Japón expresa además preocupación por la cooperación militar entre China y Rusia, el desarrollo de misiles norcoreanos y la utilización creciente de drones, inteligencia artificial y sistemas no tripulados en los conflictos contemporáneos.
Pekín advierte sobre un “nuevo militarismo”
Chen Xi sostuvo que Japón está aumentando progresivamente su presupuesto de defensa, desarrollando capacidades de ataque de largo alcance y promoviendo su industria militar como parte de la economía nacional.
El portavoz aseguró que esas medidas representan un “nuevo tipo de militarismo” y un desafío para el orden internacional establecido después de la Segunda Guerra Mundial. Esa valoración corresponde a la posición oficial del Gobierno chino.
China también acusó a Japón de utilizar una política aparentemente defensiva para revisar sus documentos de seguridad, flexibilizar las restricciones sobre la exportación de armamento e incorporar la preparación militar a sus instituciones e industrias.

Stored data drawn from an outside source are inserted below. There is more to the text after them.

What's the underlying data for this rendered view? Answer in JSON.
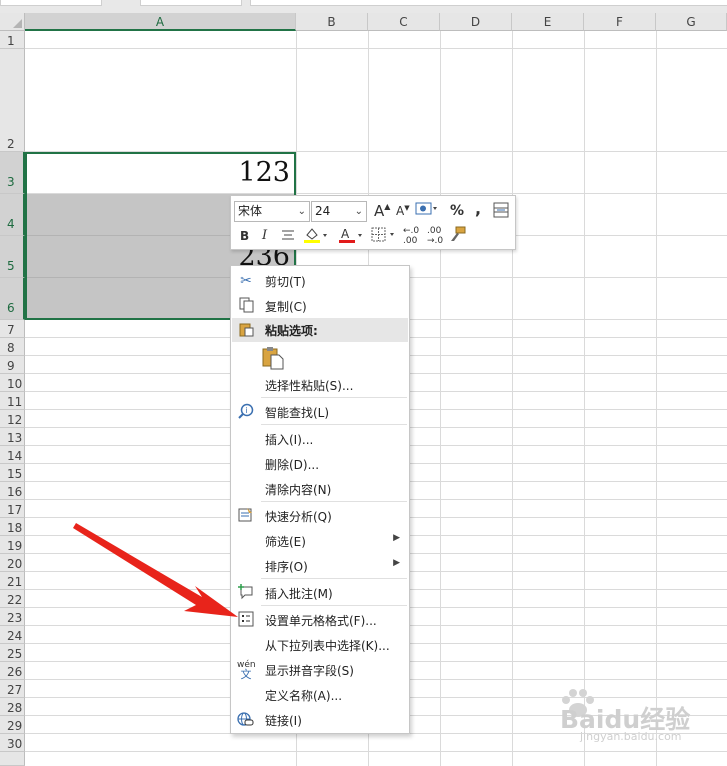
{
  "columns": [
    "A",
    "B",
    "C",
    "D",
    "E",
    "F",
    "G"
  ],
  "rows": [
    "1",
    "2",
    "3",
    "4",
    "5",
    "6",
    "7",
    "8",
    "9",
    "10",
    "11",
    "12",
    "13",
    "14",
    "15",
    "16",
    "17",
    "18",
    "19",
    "20",
    "21",
    "22",
    "23",
    "24",
    "25",
    "26",
    "27",
    "28",
    "29",
    "30"
  ],
  "cells": {
    "a3": "123",
    "a5": "236"
  },
  "mini_toolbar": {
    "font_name": "宋体",
    "font_size": "24",
    "percent": "%",
    "comma": ",",
    "bold": "B",
    "italic": "I"
  },
  "context_menu": {
    "cut": "剪切(T)",
    "copy": "复制(C)",
    "paste_options": "粘贴选项:",
    "paste_special": "选择性粘贴(S)...",
    "smart_lookup": "智能查找(L)",
    "insert": "插入(I)...",
    "delete": "删除(D)...",
    "clear_contents": "清除内容(N)",
    "quick_analysis": "快速分析(Q)",
    "filter": "筛选(E)",
    "sort": "排序(O)",
    "insert_comment": "插入批注(M)",
    "format_cells": "设置单元格格式(F)...",
    "pick_from_list": "从下拉列表中选择(K)...",
    "phonetic": "显示拼音字段(S)",
    "define_name": "定义名称(A)...",
    "link": "链接(I)"
  },
  "watermark": {
    "brand": "Baidu经验",
    "url": "jingyan.baidu.com"
  },
  "colors": {
    "accent": "#217346",
    "arrow": "#e8241b"
  }
}
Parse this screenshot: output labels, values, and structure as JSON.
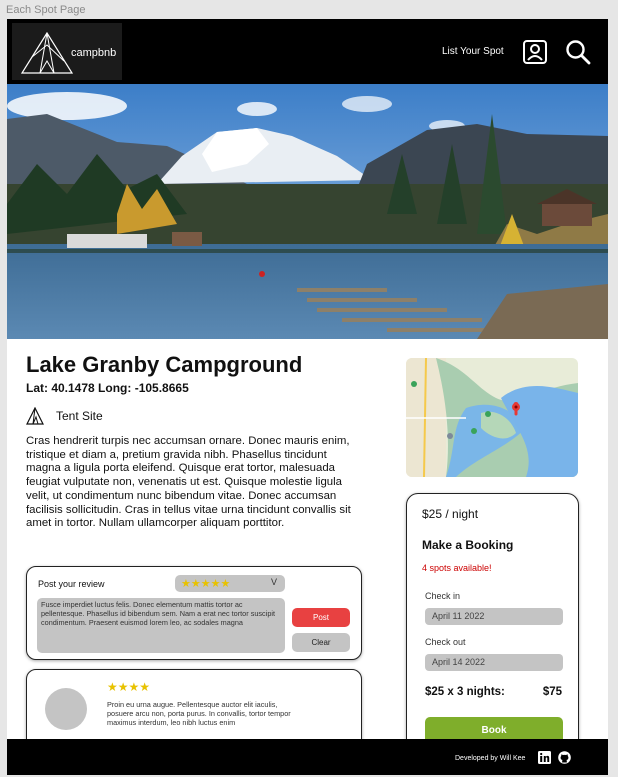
{
  "frame": {
    "label": "Each Spot Page"
  },
  "header": {
    "logo_text": "campbnb",
    "list_spot_label": "List Your Spot",
    "icons": [
      "user-icon",
      "search-icon"
    ],
    "background": "#000000"
  },
  "spot": {
    "title": "Lake Granby Campground",
    "coordinates": "Lat: 40.1478 Long: -105.8665",
    "site_type": "Tent Site",
    "description": "Cras hendrerit turpis nec accumsan ornare. Donec mauris enim, tristique et diam a, pretium gravida nibh. Phasellus tincidunt magna a ligula porta eleifend. Quisque erat tortor, malesuada feugiat vulputate non, venenatis ut est. Quisque molestie ligula velit, ut condimentum nunc bibendum vitae. Donec accumsan facilisis sollicitudin. Cras in tellus vitae urna tincidunt convallis sit amet in tortor. Nullam ullamcorper aliquam porttitor."
  },
  "booking": {
    "price": "$25 / night",
    "title": "Make a Booking",
    "availability": "4 spots available!",
    "check_in_label": "Check in",
    "check_in_value": "April 11 2022",
    "check_out_label": "Check out",
    "check_out_value": "April 14 2022",
    "summary": "$25 x 3 nights:",
    "total": "$75",
    "book_label": "Book",
    "book_color": "#7fae2b",
    "availability_color": "#cc0000"
  },
  "review_form": {
    "label": "Post your review",
    "rating_stars": "★★★★★",
    "dropdown_indicator": "V",
    "text": "Fusce imperdiet luctus felis. Donec elementum mattis tortor ac pellentesque. Phasellus id bibendum sem. Nam a erat nec tortor suscipit condimentum. Praesent euismod lorem leo, ac sodales magna",
    "post_label": "Post",
    "clear_label": "Clear",
    "post_color": "#e84141"
  },
  "reviews": [
    {
      "stars": "★★★★",
      "text": "Proin eu urna augue. Pellentesque auctor elit iaculis, posuere arcu non, porta purus. In convallis, tortor tempor maximus interdum, leo nibh luctus enim"
    }
  ],
  "footer": {
    "credit": "Developed by Will Kee",
    "icons": [
      "linkedin-icon",
      "github-icon"
    ]
  }
}
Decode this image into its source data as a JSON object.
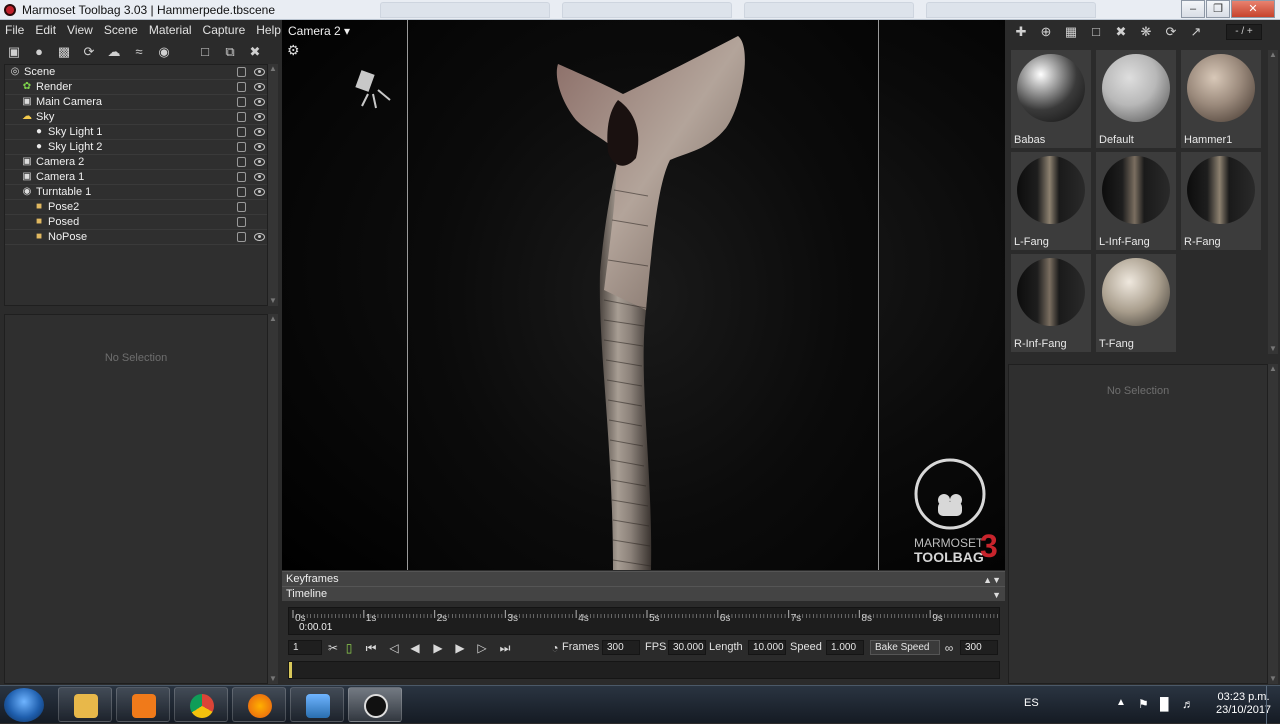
{
  "window": {
    "title": "Marmoset Toolbag 3.03  |  Hammerpede.tbscene",
    "minimize": "–",
    "maximize": "❐",
    "close": "✕"
  },
  "menu": [
    "File",
    "Edit",
    "View",
    "Scene",
    "Material",
    "Capture",
    "Help"
  ],
  "left_toolbar_icons": [
    "cube-icon",
    "light-bulb-icon",
    "camera-icon",
    "turntable-icon",
    "sky-icon",
    "fog-icon",
    "shadow-catcher-icon",
    "folder-icon",
    "duplicate-icon",
    "trash-icon"
  ],
  "scene_tree": [
    {
      "label": "Scene",
      "icon": "scene-icon",
      "depth": 0,
      "eye": true
    },
    {
      "label": "Render",
      "icon": "render-gear-icon",
      "depth": 1,
      "eye": true
    },
    {
      "label": "Main Camera",
      "icon": "camera-icon",
      "depth": 1,
      "eye": true
    },
    {
      "label": "Sky",
      "icon": "sky-icon",
      "depth": 1,
      "eye": true
    },
    {
      "label": "Sky Light 1",
      "icon": "light-bulb-icon",
      "depth": 2,
      "eye": true
    },
    {
      "label": "Sky Light 2",
      "icon": "light-bulb-icon",
      "depth": 2,
      "eye": true
    },
    {
      "label": "Camera 2",
      "icon": "camera-icon",
      "depth": 1,
      "eye": true
    },
    {
      "label": "Camera 1",
      "icon": "camera-icon",
      "depth": 1,
      "eye": true
    },
    {
      "label": "Turntable 1",
      "icon": "turntable-icon",
      "depth": 1,
      "eye": true
    },
    {
      "label": "Pose2",
      "icon": "folder-icon",
      "depth": 2,
      "eye": false
    },
    {
      "label": "Posed",
      "icon": "folder-icon",
      "depth": 2,
      "eye": false
    },
    {
      "label": "NoPose",
      "icon": "folder-icon",
      "depth": 2,
      "eye": true
    }
  ],
  "left_properties": {
    "empty_text": "No Selection"
  },
  "viewport": {
    "camera_label": "Camera 2 ▾",
    "logo_line1": "MARMOSET",
    "logo_line2": "TOOLBAG",
    "logo_version": "3"
  },
  "panels": {
    "keyframes": "Keyframes",
    "timeline": "Timeline"
  },
  "timeline": {
    "ticks": [
      "0s",
      "1s",
      "2s",
      "3s",
      "4s",
      "5s",
      "6s",
      "7s",
      "8s",
      "9s"
    ],
    "current_time": "0:00.01",
    "frame_field": "1",
    "frames_label": "Frames",
    "frames_value": "300",
    "fps_label": "FPS",
    "fps_value": "30.000",
    "length_label": "Length",
    "length_value": "10.000",
    "speed_label": "Speed",
    "speed_value": "1.000",
    "bake_speed_label": "Bake Speed",
    "bake_value": "300"
  },
  "material_toolbar_icons": [
    "add-material-icon",
    "add-from-library-icon",
    "checker-icon",
    "folder-icon",
    "trash-icon",
    "pick-material-icon",
    "refresh-icon",
    "export-icon"
  ],
  "material_pager": "- / +",
  "materials": [
    {
      "name": "Babas",
      "swatch": "#bdbdbd",
      "style": "chrome"
    },
    {
      "name": "Default",
      "swatch": "#b8b8b8",
      "style": "matte"
    },
    {
      "name": "Hammer1",
      "swatch": "#9b8a7c",
      "style": "skin"
    },
    {
      "name": "L-Fang",
      "swatch": "#8d8170",
      "style": "fang"
    },
    {
      "name": "L-Inf-Fang",
      "swatch": "#7a6e60",
      "style": "fang"
    },
    {
      "name": "R-Fang",
      "swatch": "#8d8170",
      "style": "fang"
    },
    {
      "name": "R-Inf-Fang",
      "swatch": "#7a6e60",
      "style": "fang"
    },
    {
      "name": "T-Fang",
      "swatch": "#a89d8c",
      "style": "fang-light"
    }
  ],
  "right_properties": {
    "empty_text": "No Selection"
  },
  "taskbar": {
    "apps": [
      "file-explorer-icon",
      "media-player-icon",
      "chrome-icon",
      "firefox-icon",
      "photo-viewer-icon",
      "marmoset-icon"
    ],
    "language": "ES",
    "time": "03:23 p.m.",
    "date": "23/10/2017"
  }
}
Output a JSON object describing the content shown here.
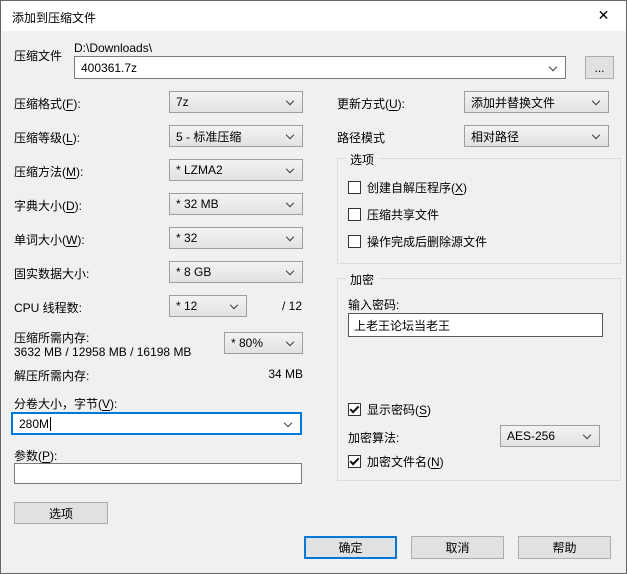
{
  "colors": {
    "accent": "#0078d7",
    "dialog_bg": "#f0f0f0",
    "titlebar_bg": "#ffffff",
    "combo_border": "#9f9f9f"
  },
  "icons": {
    "close": "✕",
    "browse": "...",
    "chevron": "chevron-down"
  },
  "window": {
    "title": "添加到压缩文件"
  },
  "archive": {
    "label": "压缩文件",
    "dir": "D:\\Downloads\\",
    "name": "400361.7z"
  },
  "left": {
    "format": {
      "pre": "压缩格式(",
      "key": "F",
      "post": "):",
      "value": "7z"
    },
    "level": {
      "pre": "压缩等级(",
      "key": "L",
      "post": "):",
      "value": "5 - 标准压缩"
    },
    "method": {
      "pre": "压缩方法(",
      "key": "M",
      "post": "):",
      "value": "* LZMA2"
    },
    "dict": {
      "pre": "字典大小(",
      "key": "D",
      "post": "):",
      "value": "* 32 MB"
    },
    "word": {
      "pre": "单词大小(",
      "key": "W",
      "post": "):",
      "value": "* 32"
    },
    "solid": {
      "label": "固实数据大小:",
      "value": "* 8 GB"
    },
    "threads": {
      "label": "CPU 线程数:",
      "value": "* 12",
      "max": "/ 12"
    },
    "mem_compress": {
      "label": "压缩所需内存:",
      "detail": "3632 MB / 12958 MB / 16198 MB",
      "value": "* 80%"
    },
    "mem_decompress": {
      "label": "解压所需内存:",
      "value": "34 MB"
    },
    "volume": {
      "pre": "分卷大小，字节(",
      "key": "V",
      "post": "):",
      "value": "280M"
    },
    "params": {
      "pre": "参数(",
      "key": "P",
      "post": "):",
      "value": ""
    },
    "options_button": "选项"
  },
  "right": {
    "update": {
      "pre": "更新方式(",
      "key": "U",
      "post": "):",
      "value": "添加并替换文件"
    },
    "path_mode": {
      "label": "路径模式",
      "value": "相对路径"
    },
    "options_group": {
      "title": "选项",
      "sfx": {
        "pre": "创建自解压程序(",
        "key": "X",
        "post": ")",
        "checked": false
      },
      "shared": {
        "pre": "压缩共享文件",
        "key": "",
        "post": "",
        "checked": false
      },
      "delete_after": {
        "pre": "操作完成后删除源文件",
        "key": "",
        "post": "",
        "checked": false
      }
    },
    "encryption_group": {
      "title": "加密",
      "password_label": "输入密码:",
      "password_value": "上老王论坛当老王",
      "show_password": {
        "pre": "显示密码(",
        "key": "S",
        "post": ")",
        "checked": true
      },
      "method_label": "加密算法:",
      "method_value": "AES-256",
      "encrypt_names": {
        "pre": "加密文件名(",
        "key": "N",
        "post": ")",
        "checked": true
      }
    }
  },
  "footer": {
    "ok": "确定",
    "cancel": "取消",
    "help": "帮助"
  }
}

Tokio defiende fortalecimiento de sus capacidades
El Gobierno japonés sostiene que sus nuevas inversiones responden al deterioro del entorno de seguridad regional y a la necesidad de adaptarse a formas de guerra observadas en Ucrania y Oriente Medio.
El plan japonés contempla ampliar el uso de drones de combate, sistemas con inteligencia artificial, misiles de mayor alcance y tecnologías destinadas a reforzar la vigilancia y defensa de sus islas. Tokio también busca revitalizar su industria militar y reducir su dependencia de proveedores extranjeros.
Japón mantiene que esas capacidades tienen una finalidad disuasoria y defensiva. Pekín, en cambio, considera que algunas armas de largo alcance superan las necesidades de defensa exclusiva y podrían otorgar a Tokio capacidad para atacar objetivos en otros territorios.
Taiwán vuelve al centro de las tensiones
La situación de Taiwán constituye uno de los principales puntos de disputa. Japón considera que la estabilidad del estrecho es fundamental para su seguridad, debido a la cercanía geográfica de sus islas y a la importancia de las rutas comerciales de la región.
China sostiene que Taiwán forma parte de su territorio y que ningún Gobierno extranjero tiene derecho a intervenir. Tras la publicación del Libro Blanco, el Ministerio de Exteriores chino presentó una protesta diplomática y exigió a Tokio retirar sus señalamientos sobre la isla.
Una disputa marcada por la historia
Pekín relaciona el actual fortalecimiento militar japonés con la historia de invasiones y ocupaciones ejecutadas por Japón durante la primera mitad del siglo XX.
Tokio adoptó después de la Segunda Guerra Mundial una Constitución pacifista y creó unas Fuerzas de Autodefensa formalmente limitadas a proteger el territorio. Sin embargo, sucesivos gobiernos han ampliado gradualmente la interpretación de esas restricciones y autorizado nuevas capacidades, cooperación militar y operaciones de defensa colectiva.
El intercambio muestra dos interpretaciones opuestas sobre la seguridad regional: Japón presenta su expansión defensiva como respuesta al crecimiento militar chino, mientras Pekín acusa a Tokio de utilizar las tensiones para abandonar progresivamente las limitaciones establecidas después de la guerra.